A further link between SIRT1 and metabolic and oxidative stress has been established in a variety of tissues, in which SIRT1 expression has been shown to boost the cellular anti-oxidant defense, in part via deacetylation and subsequent activation of the anti-oxidant transcription factor Nrf2 or mitochondrial protein p66shc. SIRT1 has also been found to regulate the activity and/or expression of peroxisome proliferator-activated receptor gamma coactivator 1-alpha, FOXO family, and p53, which are transcription factors known to regulate the activity of antioxidant enzymes, apoptosis, and cell growth. Overall, SIRT1 is a well-established functional link between metabolic activity and genome stability. As such, SIRT1 has been proposed as a viable therapeutic target against diabetes and other aging-associated diseases, in which metabolic and oxidative stresses are the major culprit, including cardiovascular and renal diseases, which are the focus of this Research Topic.
As reviewed in details in this Research Topic, SIRT1 modulates pathways that inhibit cell apoptosis, oxidative stress, autophagy, inflammation and fibrosis, and regulate lipid metabolism, blood pressure, cardiac function, and sodium balance. As throughly reviewed by Man et al., endothelial nitric oxide synthase (eNOS) is a major direct de-acetylation target for SIRT1, such that SIRT1 interacts with the calmodulin-binding domain of eNOS, enhancing eNOS activity and promoting endothelial NO-dependent vasoprotection. Conversily, NO is known to regulate SIRT1 expression establishing a positive eNOS/NO/SIRT1 feedback loop, not only in the endothelium but possibly also in perivascular fat, supporting vascular health during aging and diabetes/obesity. Interestingly, Lipphardt et al. provide novel insights into an aberrant secretome of SIRT1-deleted endothelial cells leading to the activation of pro-fibrotic tubulointerstitial myofibroblasts and associated renal disease, underscoring the importance of a unique paracrine signaling of endothelial cells on neighboring cells/tissues. In further support of a cross-talk among different cell types, Karbowska et al. report that levels of aortic SIRT1 and SIRT3 inversily correlate with platelet hyperactivity, and subsequent increased risk of thrombotic events in a rat model of uremic syndrome, suggesting that vascular SIRT1 and SIRT3 disregulation, may contribute to increased risk of developing atherothrombotic events in chronic kidney disease patients, a leading cause of death in this patient population.

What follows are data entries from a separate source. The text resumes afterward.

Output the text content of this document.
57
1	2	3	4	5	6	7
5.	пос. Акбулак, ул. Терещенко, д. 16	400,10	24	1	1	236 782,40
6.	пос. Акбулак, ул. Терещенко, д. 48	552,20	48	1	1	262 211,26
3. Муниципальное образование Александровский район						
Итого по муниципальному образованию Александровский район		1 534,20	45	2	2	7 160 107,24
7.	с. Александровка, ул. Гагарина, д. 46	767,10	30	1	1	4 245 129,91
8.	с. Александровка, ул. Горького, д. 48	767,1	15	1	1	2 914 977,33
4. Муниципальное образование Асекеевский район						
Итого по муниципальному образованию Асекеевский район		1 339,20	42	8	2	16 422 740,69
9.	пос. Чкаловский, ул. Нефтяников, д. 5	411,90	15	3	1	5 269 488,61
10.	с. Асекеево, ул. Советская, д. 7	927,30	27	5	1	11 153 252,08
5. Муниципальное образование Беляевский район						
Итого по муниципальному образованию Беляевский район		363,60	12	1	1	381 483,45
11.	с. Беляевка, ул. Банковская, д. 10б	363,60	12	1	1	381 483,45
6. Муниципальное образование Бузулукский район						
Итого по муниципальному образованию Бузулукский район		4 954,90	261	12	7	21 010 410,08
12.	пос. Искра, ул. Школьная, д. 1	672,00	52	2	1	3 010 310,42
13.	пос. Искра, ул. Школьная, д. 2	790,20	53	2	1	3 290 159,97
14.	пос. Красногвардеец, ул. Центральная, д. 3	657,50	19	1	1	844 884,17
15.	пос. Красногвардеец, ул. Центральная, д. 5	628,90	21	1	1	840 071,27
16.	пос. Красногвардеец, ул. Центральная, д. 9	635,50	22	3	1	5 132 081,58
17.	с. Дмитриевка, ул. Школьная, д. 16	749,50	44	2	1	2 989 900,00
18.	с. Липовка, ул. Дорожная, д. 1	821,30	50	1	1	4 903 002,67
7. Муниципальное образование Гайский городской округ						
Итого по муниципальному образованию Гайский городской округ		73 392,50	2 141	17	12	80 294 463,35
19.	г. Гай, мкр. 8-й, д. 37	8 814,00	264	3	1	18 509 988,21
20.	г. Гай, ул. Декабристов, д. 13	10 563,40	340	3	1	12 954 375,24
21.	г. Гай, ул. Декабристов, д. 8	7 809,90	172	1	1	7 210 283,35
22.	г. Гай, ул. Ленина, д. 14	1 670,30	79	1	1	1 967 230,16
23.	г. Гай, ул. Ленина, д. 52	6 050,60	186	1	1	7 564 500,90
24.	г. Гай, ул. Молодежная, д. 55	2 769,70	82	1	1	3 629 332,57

Furthermore, SIRT1 has been shown to protect the arterial wall from atherosclerosis and maladaptive remodeling, in part, by suppressing nuclear factor (NF)-κB and transforming growth factor β (TGF-β) activation, as well as oxidant and extracellular matrix-degrading pathways. Consistent with these findings, we report that vascular smooth muscle SIRT1 is indespensible to preserve aortic wall structural integrity, in the settings of aortic aneurysm, as described in Budbazar et al.; therefore, we suggest that boosting SIRT1 activity and its potential synergy with the heme oxygenase-1 (HO-1) system, can become a valid therapeutic approach for vascular diseases characterized by chronic aortic wall remodeling.
Lastly, SIRT1 has been found to regulate cardiac function by deacetylating ion channels and mitochondrial proteins in cardiac myocytes, further supporting a crucial role of SIRT1 in cardiovascular homeostasis. In this regard, Favero et al. report that melatonin, an indoleamine with an excellent safety profile, improves cardiac function in a mouse model of obesity (ob/ob mice) by preserving SIRT1 activity, which closely correlated with its anti-oxidant and anti-inflammatory effects in cardiomyocytes. Similarly, in a small clinical trial with prediabetic obese individuals, Sardu et al. report that levels of SIRT1 in subcutaneous fat inversily correlates with circulating inflammatory and oxidative stress markers, as well as cardiac performance and intima-media thickness, suggesting that abdominal adipose SIRT1 could become a biomarker to stratify pre-diabetic vs. normo-glycemic obese individuals, and predict their cardiovascular risk.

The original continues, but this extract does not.